War, Science, and Terrorism: From Laboratory to Open Conflict
By Jacques Richardson
Frank Cass, 2002, 342 pp.
The Final Frontier: America, Science, and Terror
By Dominick Jenkins
Verso, 2002, 312 pp.
Two quite different books with similar titles. Jenkins' confused, sprawling, and exasperating book contains an interesting case study that dissects the overwrought depictions of future war that American scientists promoted after World War I, as they advanced the claims of airpower's new technologies and the potential of chemical weapons. This story is unfortunately lost amid Jenkins' convoluted social theory, extensive historical excursions, dubious contemporary parallels, a predictably green political philosophy, and disastrous proposals for scientific endeavor to be directed in support of this philosophy.

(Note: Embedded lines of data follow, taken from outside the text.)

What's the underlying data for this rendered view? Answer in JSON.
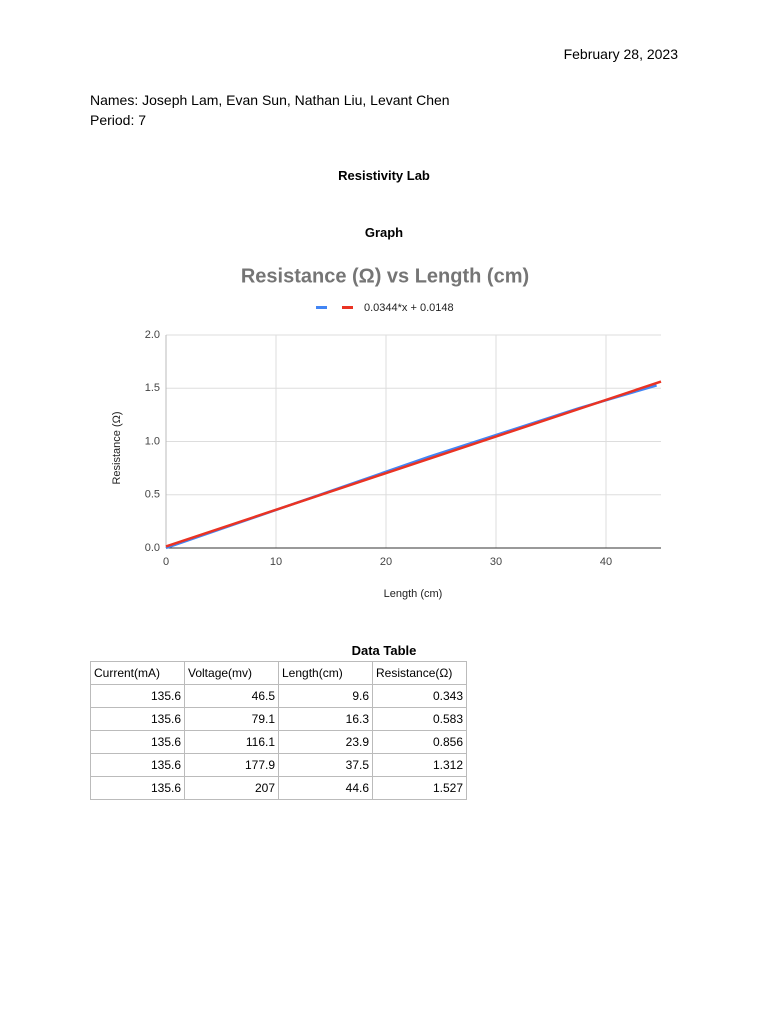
{
  "date": "February 28, 2023",
  "names": "Names: Joseph Lam, Evan Sun, Nathan Liu, Levant Chen",
  "period": "Period: 7",
  "title": "Resistivity Lab",
  "graph_heading": "Graph",
  "chart_data": {
    "type": "line",
    "title": "Resistance (Ω) vs Length (cm)",
    "x_label": "Length (cm)",
    "y_label": "Resistance (Ω)",
    "xlim": [
      0,
      45
    ],
    "ylim": [
      0,
      2
    ],
    "xticks": [
      0,
      10,
      20,
      30,
      40
    ],
    "yticks": [
      {
        "value": 0,
        "label": "0.0"
      },
      {
        "value": 0.5,
        "label": "0.5"
      },
      {
        "value": 1,
        "label": "1.0"
      },
      {
        "value": 1.5,
        "label": "1.5"
      },
      {
        "value": 2,
        "label": "2.0"
      }
    ],
    "grid": true,
    "series": [
      {
        "color": "#4285f4",
        "x": [
          0,
          9.6,
          16.3,
          23.9,
          37.5,
          44.6
        ],
        "values": [
          0,
          0.343,
          0.583,
          0.856,
          1.312,
          1.527
        ]
      },
      {
        "name": "0.0344*x + 0.0148",
        "color": "#ea3323",
        "x": [
          0,
          45
        ],
        "values": [
          0.0148,
          1.5628
        ]
      }
    ]
  },
  "table": {
    "title": "Data Table",
    "columns": [
      "Current(mA)",
      "Voltage(mv)",
      "Length(cm)",
      "Resistance(Ω)"
    ],
    "rows": [
      [
        135.6,
        46.5,
        9.6,
        0.343
      ],
      [
        135.6,
        79.1,
        16.3,
        0.583
      ],
      [
        135.6,
        116.1,
        23.9,
        0.856
      ],
      [
        135.6,
        177.9,
        37.5,
        1.312
      ],
      [
        135.6,
        207,
        44.6,
        1.527
      ]
    ]
  }
}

Richardson's book is much more useful, although it also suffers from excessive ambition. He tries to capture the complex interaction between military affairs and science, including the social sciences, taking in everything from battle management to weapons technology. He also takes a post-September 11 look forward, even if the prominence given to terrorism in the title reflects more the opportunism of publishers than the book's content. With so much to pack in, the result is largely descriptive, albeit well informed. Unlike Jenkins, Richardson accepts the need to apply science to military purposes; although aware of the dangers, he also points to science's benefits for civil society.